Hogere terugkeerpremie eigenrisicodragers Ziektewet Het kabinet heeft het besluit goedgekeurd waarin per 1 januari 2015 een meer risicodekkende ziektewetpremie wordt vastgelegd voor (middel)grote werkgevers die na een periode van eigenrisicodragen terugkeren naar het UWV. Het besluit wordt voor advies aan de Raad van State gestuurd.
Twee kalenderjaren De hogere premie bij terugkeer zal gedurende twee kalenderjaren de helft van de sectorale premie bedragen, tenzij dit lager is dan het individuele risico dat het UWV kan berekenen op basis van lasten van de eerder bij het UWV
verzekerde periode. Dan geldt de hogere individuele premie. Voor (middel)grote werkgevers uit sectoren waar de helft van de sectorale ZW-premie lager is dan de feitelijke minimumpremie, heeft de invoering van de hogere premie bij terugkeer geen gevolgen.

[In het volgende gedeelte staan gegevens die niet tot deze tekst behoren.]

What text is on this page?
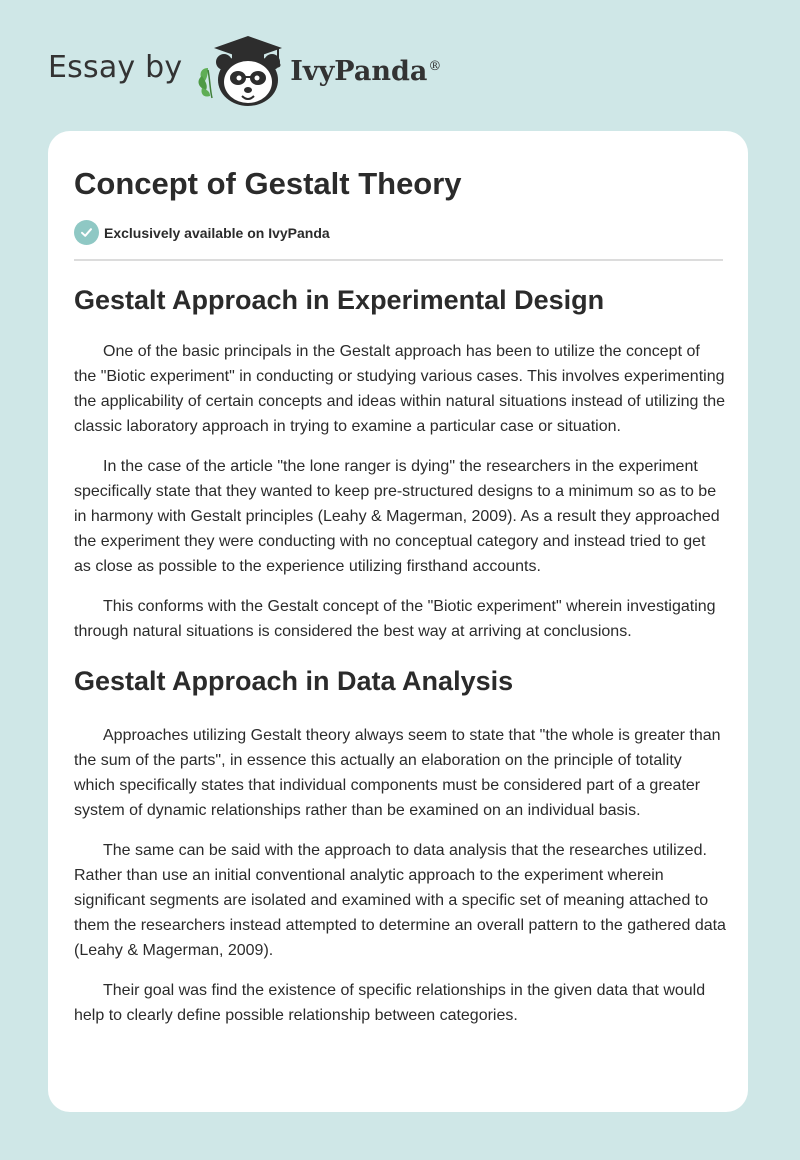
Essay by	IvyPanda®
Concept of Gestalt Theory
Exclusively available on IvyPanda
Gestalt Approach in Experimental Design

One of the basic principals in the Gestalt approach has been to utilize the concept of the "Biotic experiment" in conducting or studying various cases. This involves experimenting the applicability of certain concepts and ideas within natural situations instead of utilizing the classic laboratory approach in trying to examine a particular case or situation.

In the case of the article "the lone ranger is dying" the researchers in the experiment specifically state that they wanted to keep pre-structured designs to a minimum so as to be in harmony with Gestalt principles (Leahy & Magerman, 2009). As a result they approached the experiment they were conducting with no conceptual category and instead tried to get as close as possible to the experience utilizing firsthand accounts.

This conforms with the Gestalt concept of the "Biotic experiment" wherein investigating through natural situations is considered the best way at arriving at conclusions.

Gestalt Approach in Data Analysis

Approaches utilizing Gestalt theory always seem to state that "the whole is greater than the sum of the parts", in essence this actually an elaboration on the principle of totality which specifically states that individual components must be considered part of a greater system of dynamic relationships rather than be examined on an individual basis.

The same can be said with the approach to data analysis that the researches utilized. Rather than use an initial conventional analytic approach to the experiment wherein significant segments are isolated and examined with a specific set of meaning attached to them the researchers instead attempted to determine an overall pattern to the gathered data (Leahy & Magerman, 2009).

Their goal was find the existence of specific relationships in the given data that would help to clearly define possible relationship between categories.
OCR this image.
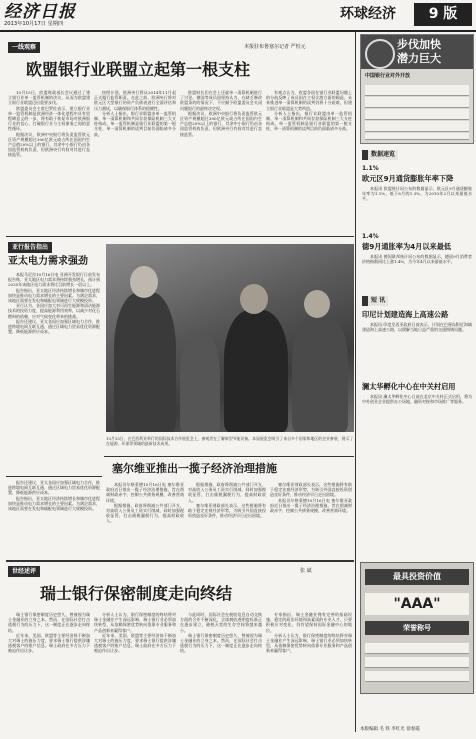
经济日报
2013年10月17日 星期四
环球经济	9 版
一线观察	本报驻布鲁塞尔记者 严恒元
欧盟银行业联盟立起第一根支柱

10月15日，欧盟财政部长会议通过了建立银行业单一监管机制的决议，从而为欧盟建立银行业联盟迈出重要步伐。

欧盟委员会主席巴罗佐表示，建立银行业单一监管机制是欧洲经济一体化进程中具有里程碑意义的一步，将有助于恢复市场对欧洲银行业的信心，打破银行业与主权债务之间的恶性循环。

根据决议，欧洲中央银行将负责监管欧元区资产规模超过300亿欧元或占所在国国内生产总值20%以上的银行，其余中小银行仍由各国监管机构负责，但欧洲央行有权对其进行直接监管。

按照计划，欧洲央行将从2014年11月起正式履行监管职责。在此之前，欧洲央行将对欧元区大型银行的资产负债表进行全面评估和压力测试，以确保银行体系的稳健性。

分析人士指出，银行业联盟由单一监管机制、单一清算机制和共同存款保险机制三大支柱构成。单一监管机制是银行业联盟的第一根支柱，单一清算机制的谈判目前仍面临诸多分歧。

欧盟财长们在会上还就单一清算机制进行了讨论。德国等成员国坚持认为，在缺乏修改欧盟条约的情况下，不应赋予欧盟委员会关闭问题银行的最终决定权。

根据决议，欧洲中央银行将负责监管欧元区资产规模超过300亿欧元或占所在国国内生产总值20%以上的银行，其余中小银行仍由各国监管机构负责，但欧洲央行有权对其进行直接监管。

有观点认为，欧盟各国在银行业联盟问题上的分歧反映了成员国在主权让渡方面的顾虑，未来推进单一清算机制的谈判仍将十分艰难，但建立银行业联盟是大势所趋。

分析人士指出，银行业联盟由单一监管机制、单一清算机制和共同存款保险机制三大支柱构成。单一监管机制是银行业联盟的第一根支柱，单一清算机制的谈判目前仍面临诸多分歧。

亚行报告指出
亚太电力需求强劲

本报马尼拉10月16日电 亚洲开发银行日前发布报告称，亚太地区电力需求将持续强劲增长，预计到2035年该地区电力需求将比目前增长一倍以上。

报告指出，亚太地区经济持续增长和城市化进程加快是推动电力需求增长的主要因素。为满足需求，该地区需要在发电和输配电领域进行大规模投资。

亚行认为，各国应加大对可再生能源和清洁能源技术的投资力度，提高能源利用效率，以减少对化石燃料的依赖，应对气候变化带来的挑战。

报告还建议，亚太各国应加强区域电力合作，推进跨境电网互联互通，通过区域电力贸易优化资源配置，降低能源供应成本。

报告还建议，亚太各国应加强区域电力合作，推进跨境电网互联互通，通过区域电力贸易优化资源配置，降低能源供应成本。

报告指出，亚太地区经济持续增长和城市化进程加快是推动电力需求增长的主要因素。为满足需求，该地区需要在发电和输配电领域进行大规模投资。

10月15日，在巴西利亚举行的国际技术合作展览会上，参观者在了解新型节能设备。本届展览会吸引了来自多个国家和地区的企业参展，展示了在能源、环保等领域的最新技术成果。
塞尔维亚推出一揽子经济治理措施

本报贝尔格莱德10月16日电 塞尔维亚政府近日推出一揽子经济治理措施，旨在削减财政赤字、控制公共债务规模、改善营商环境。

根据措施，政府将削减公共部门开支，对高收入公务员工资实行削减，同时加强税收征管，打击偷税漏税行为，提高财政收入。

根据措施，政府将削减公共部门开支，对高收入公务员工资实行削减，同时加强税收征管，打击偷税漏税行为，提高财政收入。

塞尔维亚财政部长表示，这些措施将有助于稳定宏观经济形势，为吸引外国直接投资创造良好条件，推动经济早日走出困境。

塞尔维亚财政部长表示，这些措施将有助于稳定宏观经济形势，为吸引外国直接投资创造良好条件，推动经济早日走出困境。

本报贝尔格莱德10月16日电 塞尔维亚政府近日推出一揽子经济治理措施，旨在削减财政赤字、控制公共债务规模、改善营商环境。

世经述评	张 斌
瑞士银行保密制度走向终结

瑞士银行保密制度历史悠久，曾被视为瑞士金融业的立身之本。然而，在国际社会打击逃税行为的压力下，这一制度正在逐步走向终结。

近年来，美国、欧盟等主要经济体不断加大对瑞士的施压力度，要求瑞士银行提供涉嫌逃税客户的账户信息。瑞士政府在多方压力下被迫作出让步。

分析人士认为，银行保密制度的终结将对瑞士金融业产生深远影响，瑞士银行业必须加快转型，从依赖保密优势转向依靠专业服务和产品创新来赢得客户。

近年来，美国、欧盟等主要经济体不断加大对瑞士的施压力度，要求瑞士银行提供涉嫌逃税客户的账户信息。瑞士政府在多方压力下被迫作出让步。

与此同时，国际社会在税收信息自动交换方面的合作不断深化，全球税收透明度标准正在逐步建立，避税天堂的生存空间将越来越小。

瑞士银行保密制度历史悠久，曾被视为瑞士金融业的立身之本。然而，在国际社会打击逃税行为的压力下，这一制度正在逐步走向终结。

专家指出，瑞士金融业拥有完善的基础设施、稳定的政治环境和高素质的专业人才，只要积极应对变化，仍有望保持国际金融中心的地位。

分析人士认为，银行保密制度的终结将对瑞士金融业产生深远影响，瑞士银行业必须加快转型，从依赖保密优势转向依靠专业服务和产品创新来赢得客户。

步伐加快
潜力巨大
中国银行业对外开放
数据速览
1.1%
欧元区9月通货膨胀年率下降

本报讯 欧盟统计局公布的数据显示，欧元区9月通货膨胀年率为1.1%，低于8月的1.3%，为2010年2月以来最低水平。

1.4%
德9月通胀率为4月以来最低

本报讯 德国联邦统计局公布的数据显示，德国9月消费者价格指数同比上涨1.4%，为今年4月以来最低水平。

短 讯
印尼计划建造海上高速公路

本报讯 印度尼西亚政府日前表示，计划在巴厘岛附近海域建造海上高速公路，以缓解当地日益严重的交通拥堵问题。

澜太华孵化中心在中关村启用

本报讯 澜太华孵化中心日前在北京中关村正式启用，将为中外创业企业提供办公场地、融资对接和市场推广等服务。

最具投资价值
"AAA"
荣誉称号
本版编辑 毛 铁 李红光 徐春霞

Beëindigen eigenrisicodragerschap De premie gaat vanaf 2015 gelden voor alle (middel)grote werkgevers die na 20 maart 2014 een verzoek indienen om het eigenrisicodragerschap te beëindigen. Op 20 maart is namelijk de voorbereiding van dit besluit aangekondigd in een brief aan de Tweede Kamer (Kamerstukken II, 2013/2014, 29 544, nr. 506).
Achtergrond In de dit jaar ingevoerde premiedifferentiatie in de Ziektewet voor (middel)grote werkgevers is een onevenwichtigheid geconstateerd als gevolg van de premievaststelling voor werkgevers die na een periode van eigenrisicodragerschap ZW terugkeren naar het UWV. Een
grote
werkgever
die
na
meer
dan
twee
jaar
eigenrisicodragerschap terugkeert naar het UWV is, de eerste twee jaar, een minimumpremie (in 2014 van 0,14%) verschuldigd. Aangezien direct na terugkeer al ZW-uitkeringen kunnen ontstaan, staat deze minimumpremie in het algemeen niet in verhouding tot het risico in de eerste twee kalenderjaren na terugkeer. Werkgevers zouden hierdoor enkel vanwege de (te) lage premiestelling kunnen kiezen voor terugkeer naar het publieke stelsel. Het uitgangspunt van schadelastbeheersing staat dan niet meer centraal bij de keuze voor publieke verzekering of eigenrisicodragerschap.